Macquarie's Christopher Hunt points out that if the government dictates how a business runs from the board of directors and places political or social concerns above the interests of the shareholders, it risks reducing the efficiency of the enterprise. "The government wants to have a stake in certain strategic industries, but instead of exerting influence on management, it should allow the private sector to run the business and compete on a level playing field," he says.

Hunt also says that while the government might want to retain some control of certain strategic industries, like utilities, it could relinquish its interests in others. "I just don't see why it needs to hold stakes in the banking sector," he says. He notes that private banks in Taiwan have fared well with open-market competition. "Your economy will grow much stronger if you let market forces play a major role," he says. "The bottom line is one votes the government to manage taxes and provide good infrastructure, education and health care, rather than managing corporations."

More Might Be Better

The government is in fact pushing below that 50 percent threshold and shedding more ownership rights on the path toward full privatization. It hopes to reduce its stake in the banking sector to under 20 percent and in the telecom and transport sectors to under 33 percent in the next five years.

Hunt says that overall the government's intention to privatize nationalized business is good, but its execution is slightly worrisome and needs to be improved. One problem, he points out, is the bidding process. The rules sometimes are not entirely transparent, and this complicates things for potential buyers, especially foreign investors who are not as familiar with the market, and erodes confidence in the process. "If you want foreign participation in the market, you've got to keep the process simple and stick with it," Hunt says. In thinking about privatization, Hunt suggests a whole range of possibilities beyond state-run enterprises. "Privatization can extend to all areas of the economy, including infrastructure works, like port and airport facilities," he says. "These public projects should be opened to the private sector that has the expertise to run them well and get better returns. That'll benefit customers, private enterprises and the government."

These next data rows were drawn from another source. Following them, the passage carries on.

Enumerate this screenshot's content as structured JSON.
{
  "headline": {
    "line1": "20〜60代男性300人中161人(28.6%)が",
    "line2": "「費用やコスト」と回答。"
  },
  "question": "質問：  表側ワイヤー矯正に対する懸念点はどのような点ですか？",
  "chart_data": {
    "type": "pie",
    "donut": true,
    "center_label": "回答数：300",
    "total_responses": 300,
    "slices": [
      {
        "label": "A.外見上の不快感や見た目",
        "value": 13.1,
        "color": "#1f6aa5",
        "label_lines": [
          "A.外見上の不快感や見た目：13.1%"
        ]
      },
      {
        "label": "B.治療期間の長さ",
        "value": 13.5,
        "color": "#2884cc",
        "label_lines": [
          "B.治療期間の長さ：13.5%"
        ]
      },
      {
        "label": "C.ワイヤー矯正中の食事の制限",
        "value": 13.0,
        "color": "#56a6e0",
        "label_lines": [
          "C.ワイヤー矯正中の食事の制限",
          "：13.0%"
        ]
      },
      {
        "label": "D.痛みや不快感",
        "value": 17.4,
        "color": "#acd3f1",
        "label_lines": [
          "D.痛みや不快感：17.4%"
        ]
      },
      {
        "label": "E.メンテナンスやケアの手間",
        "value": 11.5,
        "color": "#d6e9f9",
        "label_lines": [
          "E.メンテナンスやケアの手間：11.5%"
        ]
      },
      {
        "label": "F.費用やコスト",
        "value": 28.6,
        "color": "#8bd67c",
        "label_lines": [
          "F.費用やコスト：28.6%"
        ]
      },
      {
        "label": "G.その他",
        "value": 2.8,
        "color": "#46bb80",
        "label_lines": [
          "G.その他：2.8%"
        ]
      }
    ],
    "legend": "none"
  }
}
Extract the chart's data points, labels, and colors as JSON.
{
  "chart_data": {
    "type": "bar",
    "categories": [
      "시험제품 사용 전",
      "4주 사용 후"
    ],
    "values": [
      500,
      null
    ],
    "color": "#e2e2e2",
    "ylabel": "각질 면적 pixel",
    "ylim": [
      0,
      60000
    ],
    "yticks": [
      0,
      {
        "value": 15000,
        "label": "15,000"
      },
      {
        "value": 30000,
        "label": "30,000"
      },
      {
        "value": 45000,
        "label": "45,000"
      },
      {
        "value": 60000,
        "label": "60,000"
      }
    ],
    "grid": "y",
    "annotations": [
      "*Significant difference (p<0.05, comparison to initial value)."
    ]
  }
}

Liu Teng-cheng, director-general of the National Treasury Agency of the Ministry of Finance (MOF), says that further opening Taiwan's economy is just what the government is trying to do and that ultimately its goal is to completely withdraw from business.

Among the factors complicating the process is that the SOEs are operated under the supervision of different parts of the government. Taisugar, Taipower and the CPC, for instance, fall under the Ministry of Economic Affairs, while Chunghwa Post and Taiwan Railway Administration are regulated by the Ministry of Transportation and Communications. And the MOF controls the Taiwan Tobacco and Liquor Corp. and all state-owned banks.

To centralize management the MOF has proposed the establishment of a government holding company by following the example of Singapore's Temasek Holdings, which owns and manages the Singaporean government's direct investments domestically and internationally.

If the proposal is adopted--it has been approved by the Cabinet and awaits approval in the Legislature--the MOF will become the sole regulatory body for all government-owned companies, simplifying things considerably. "This reform plan can separate management from ownership in the state-run enterprises to prevent the government from acting as a business manager and a regulator at the same time," Liu explains. "Also, the centralized management will be able to shorten the decision-making process and institutionalize privatization procedures."

Privatization ultimately relies on the political will to make difficult decisions and the foresight to balance competing interests. "Privatization is a hard political decision as it'll displease some voters," says Christopher Hunt. "Nevertheless, Thatcher, for instance, was able to accept the social costs (initial large-scale labor strikes and unemployment) and proceed. And she was either loved or hated." In Taiwan, privatization is being set in motion more slowly, in part to avoid some of those painful social costs while still trying to reap the benefits of Taiwan's vibrant marketplace.